Here's a more complete passage from the GAO report, including a fragment that was cherry-picked by O'Toole and Utt alike:
The extent of the federal influence on "urban sprawl" is not well documented or quantified. The lack of agreement on a definition of "urban sprawl," coupled with the many interrelated factors that contribute to this condition, makes it extremely difficult to isolate and measure the influence of specific factors - including those relating to federal programs and policies. The shortage of quantitative evidence does not mean that federal programs and policies do not have an impact on "urban sprawl"; it simply means that the level of federal influence is difficult to determine. (p.19-20)

So, what the GAO actually concluded is that there is not enough quantitative evidence to determine the extent of the federal contribution to sprawl, though elsewhere the report notes that "anecdotal evidence exists" that supports the contention of many experts that there is such a contribution (p.2).
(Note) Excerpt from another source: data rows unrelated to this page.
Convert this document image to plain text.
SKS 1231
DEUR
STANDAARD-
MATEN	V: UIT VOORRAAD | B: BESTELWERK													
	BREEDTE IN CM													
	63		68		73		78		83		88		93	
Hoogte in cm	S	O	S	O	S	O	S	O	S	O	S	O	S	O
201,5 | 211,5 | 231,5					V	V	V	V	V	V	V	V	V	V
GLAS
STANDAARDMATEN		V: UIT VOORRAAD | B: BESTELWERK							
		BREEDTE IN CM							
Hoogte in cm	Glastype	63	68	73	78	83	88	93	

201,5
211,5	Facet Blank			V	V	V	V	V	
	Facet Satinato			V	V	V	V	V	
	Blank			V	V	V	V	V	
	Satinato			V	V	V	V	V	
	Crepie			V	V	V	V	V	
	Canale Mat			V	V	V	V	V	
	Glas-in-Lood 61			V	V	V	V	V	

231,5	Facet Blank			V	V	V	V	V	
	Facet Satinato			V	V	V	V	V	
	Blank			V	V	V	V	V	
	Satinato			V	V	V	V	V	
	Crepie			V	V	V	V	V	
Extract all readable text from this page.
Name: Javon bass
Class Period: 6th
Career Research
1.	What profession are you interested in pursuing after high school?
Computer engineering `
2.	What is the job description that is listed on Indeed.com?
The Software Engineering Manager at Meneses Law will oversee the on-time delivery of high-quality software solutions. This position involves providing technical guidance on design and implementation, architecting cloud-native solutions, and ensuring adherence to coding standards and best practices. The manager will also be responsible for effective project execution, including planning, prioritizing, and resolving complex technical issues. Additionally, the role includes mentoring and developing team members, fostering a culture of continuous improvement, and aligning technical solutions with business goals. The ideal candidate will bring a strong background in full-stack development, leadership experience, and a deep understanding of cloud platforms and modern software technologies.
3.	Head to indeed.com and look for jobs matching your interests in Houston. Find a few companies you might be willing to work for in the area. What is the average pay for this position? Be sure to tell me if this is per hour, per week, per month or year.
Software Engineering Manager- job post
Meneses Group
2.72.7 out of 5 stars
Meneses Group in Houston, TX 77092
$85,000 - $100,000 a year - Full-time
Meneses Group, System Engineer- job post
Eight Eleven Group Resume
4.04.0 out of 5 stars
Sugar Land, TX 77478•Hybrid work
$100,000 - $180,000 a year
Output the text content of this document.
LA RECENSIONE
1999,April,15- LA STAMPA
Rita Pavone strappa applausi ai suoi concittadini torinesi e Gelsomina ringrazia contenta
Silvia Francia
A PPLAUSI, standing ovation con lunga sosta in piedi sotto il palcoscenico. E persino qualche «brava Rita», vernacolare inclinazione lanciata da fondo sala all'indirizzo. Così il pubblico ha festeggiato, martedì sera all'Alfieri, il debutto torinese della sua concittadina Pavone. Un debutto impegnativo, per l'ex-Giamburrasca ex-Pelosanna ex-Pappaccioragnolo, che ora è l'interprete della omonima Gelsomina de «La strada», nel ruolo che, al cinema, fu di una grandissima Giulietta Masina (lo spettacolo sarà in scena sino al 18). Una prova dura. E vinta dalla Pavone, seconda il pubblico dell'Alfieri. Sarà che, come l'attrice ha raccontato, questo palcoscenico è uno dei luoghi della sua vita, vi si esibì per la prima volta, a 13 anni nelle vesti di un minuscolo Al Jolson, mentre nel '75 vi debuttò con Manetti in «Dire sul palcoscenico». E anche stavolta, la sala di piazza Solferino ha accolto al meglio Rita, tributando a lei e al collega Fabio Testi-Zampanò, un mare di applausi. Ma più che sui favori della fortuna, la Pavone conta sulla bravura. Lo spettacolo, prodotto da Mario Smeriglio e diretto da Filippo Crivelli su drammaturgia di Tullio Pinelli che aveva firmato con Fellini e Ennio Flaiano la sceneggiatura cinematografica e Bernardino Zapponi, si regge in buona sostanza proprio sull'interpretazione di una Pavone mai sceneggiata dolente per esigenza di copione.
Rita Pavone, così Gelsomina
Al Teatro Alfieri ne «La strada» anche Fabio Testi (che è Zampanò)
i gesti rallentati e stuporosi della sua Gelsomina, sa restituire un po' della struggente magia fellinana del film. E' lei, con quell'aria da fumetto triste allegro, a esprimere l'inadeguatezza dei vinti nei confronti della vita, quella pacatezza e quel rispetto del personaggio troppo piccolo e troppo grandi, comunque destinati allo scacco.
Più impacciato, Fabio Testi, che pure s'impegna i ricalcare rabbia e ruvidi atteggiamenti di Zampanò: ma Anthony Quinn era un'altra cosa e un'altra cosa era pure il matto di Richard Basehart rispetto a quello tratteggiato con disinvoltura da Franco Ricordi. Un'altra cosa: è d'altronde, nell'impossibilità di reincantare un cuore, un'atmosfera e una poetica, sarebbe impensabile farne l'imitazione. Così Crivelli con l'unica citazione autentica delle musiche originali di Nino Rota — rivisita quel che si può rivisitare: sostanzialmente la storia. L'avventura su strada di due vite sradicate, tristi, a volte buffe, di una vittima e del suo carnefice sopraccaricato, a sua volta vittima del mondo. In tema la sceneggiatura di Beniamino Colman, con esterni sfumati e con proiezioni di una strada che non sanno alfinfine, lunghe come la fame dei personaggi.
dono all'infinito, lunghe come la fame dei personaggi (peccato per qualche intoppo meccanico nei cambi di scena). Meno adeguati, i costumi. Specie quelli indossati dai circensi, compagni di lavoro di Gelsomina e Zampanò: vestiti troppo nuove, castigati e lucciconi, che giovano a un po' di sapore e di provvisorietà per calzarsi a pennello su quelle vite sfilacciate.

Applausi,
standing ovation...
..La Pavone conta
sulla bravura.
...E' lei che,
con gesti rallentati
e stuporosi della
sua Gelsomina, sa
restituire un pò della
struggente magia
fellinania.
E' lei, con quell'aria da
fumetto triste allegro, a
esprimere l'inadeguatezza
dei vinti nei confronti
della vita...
O'Toole acknowledges this "anecdotal evidence"; Utt does not.

What O'Toole wants to imply, and what Utt blithely assumes and boldly asserts, is that the lack of evidence for x constitutes firm disproof of x. In other words, a straightforward argument from ignorance. The problem is that ignorance works both ways: I could just as easily (and with just as much warrant) argue that there is no clear evidence that the federal government is not contributing significantly to sprawl, so the federal government must be contributing significantly to sprawl.

I came across another example of shoddy work in a chapter in the Heritage Foundation/PERC book entitled "Lessons from the Atlanta Experiment". The author, Angela M. Antonelli, is presented as having managed "The Heritage Foundation's research on budget, tax, regulatory, labor, and environmental policy".

It would seem that either she doesn't know much about transportation and transportation policy, or she has never actually been to Atlanta. She refers repeatedly to "the fascination with light rail" among planners and others in Atlanta, and she refers to the core of the Metropolitan Atlanta Rapid Transit Authority (MARTA) as a "light rail" system (p.139).

Anyone who claims to know anything about transportation should know that MARTA operates a heavy rail system, which makes a big difference in terms of capital costs, operating costs, capacity, and speed.

Now, this does not mean that other points in that particular chapter are invalid. Or, rather, if other points in the chapter are invalid, they are invalid on their own grounds. It is a particularly shocking bit of sloppiness, though.